4.3. Data Collection and Parameters
Data were collected from the patients’ medical records at the Pneumoftiziology Clinic. These included laboratory reports and pulmonary function test results. The parameters assessed were as follows:
D-dimers: Quantified to assess clot formation and breakdown, providing insights into coagulation abnormalities in TB and COVID-19.
Serum calcium levels: Measured due to serum calcium’s critical role in cellular signaling and structural functions; abnormal levels may indicate underlying pathophysiological processes.
Serum magnesium levels: Assessed for their importance in biochemical reactions and overall bodily functions.
Pulmonary function tests: Included FEV1, FVC, MEF 50, and the FEV1/FVC ratio, providing comprehensive insights into respiratory impact.
4.4. Follow-Up
Follow-up evaluations at 1 and 6 months post-diagnosis were conducted to track patient progression and changes in health status. These evaluations included repeat pulmonary function tests, allowing for comparative analysis over these periods.
4.5. Statistical Analysis
Statistical analysis was performed using Microsoft Excel (Microsoft Corp., Redmond, WA, USA) and the XLSTAT add-on for MS Excel (Addinsoft SARL, Paris, France). Data were recorded using Microsoft Excel files and then statistically analyzed to find the relationships between the variables of interest for the two groups of patients.

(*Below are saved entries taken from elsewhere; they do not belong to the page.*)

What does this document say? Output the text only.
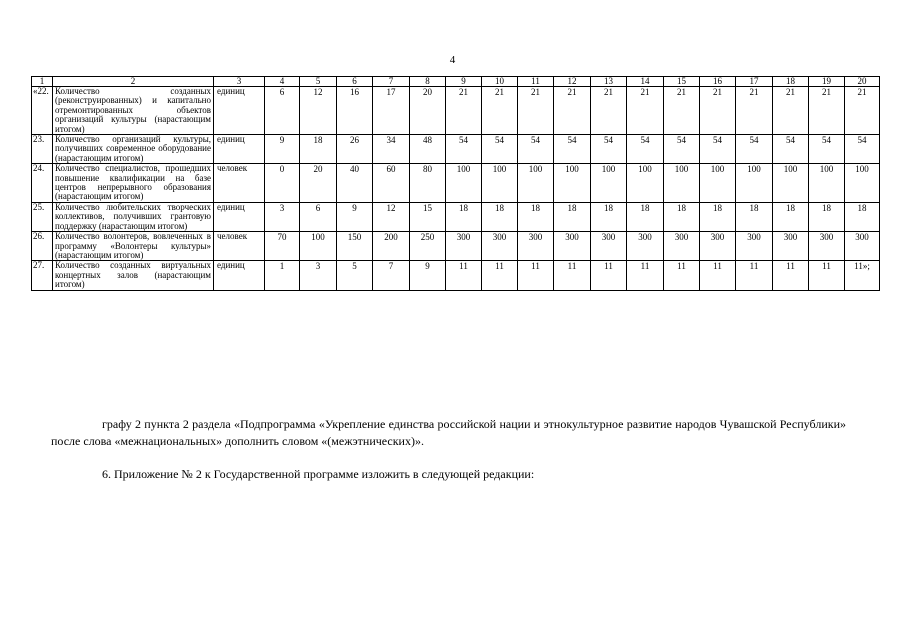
4
1	2	3	4	5	6	7	8	9	10	11	12	13	14	15	16	17	18	19	20
«22.	Количество созданных (реконструированных) и капитально отремонтированных объектов организаций культуры (нарастающим итогом)	единиц	6	12	16	17	20	21	21	21	21	21	21	21	21	21	21	21	21
23.	Количество организаций культуры, получивших современное оборудование (нарастающим итогом)	единиц	9	18	26	34	48	54	54	54	54	54	54	54	54	54	54	54	54
24.	Количество специалистов, прошедших повышение квалификации на базе центров непрерывного образования (нарастающим итогом)	человек	0	20	40	60	80	100	100	100	100	100	100	100	100	100	100	100	100
25.	Количество любительских творческих коллективов, получивших грантовую поддержку (нарастающим итогом)	единиц	3	6	9	12	15	18	18	18	18	18	18	18	18	18	18	18	18
26.	Количество волонтеров, вовлеченных в программу «Волонтеры культуры» (нарастающим итогом)	человек	70	100	150	200	250	300	300	300	300	300	300	300	300	300	300	300	300
27.	Количество созданных виртуальных концертных залов (нарастающим итогом)	единиц	1	3	5	7	9	11	11	11	11	11	11	11	11	11	11	11	11»;
графу 2 пункта 2 раздела «Подпрограмма «Укрепление единства российской нации и этнокультурное развитие народов Чувашской Республики» после слова «межнациональных» дополнить словом «(межэтнических)».
6. Приложение № 2 к Государственной программе изложить в следующей редакции:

We used the Anderson–Darling and Shapiro–Wilk tests to test the normality of the data. Because the study involved numerical comparisons between groups of patients that did not have a normal (i.e., Gaussian) distribution, the nonparametric Kruskal–Wallis test was primarily used, instead of the ANOVA test, to detect significant differences between the values in the compared data series. If statistically significant differences were detected between the analyzed groups, the Dunn procedure for pairwise comparisons was used to discover the groups with significant differences.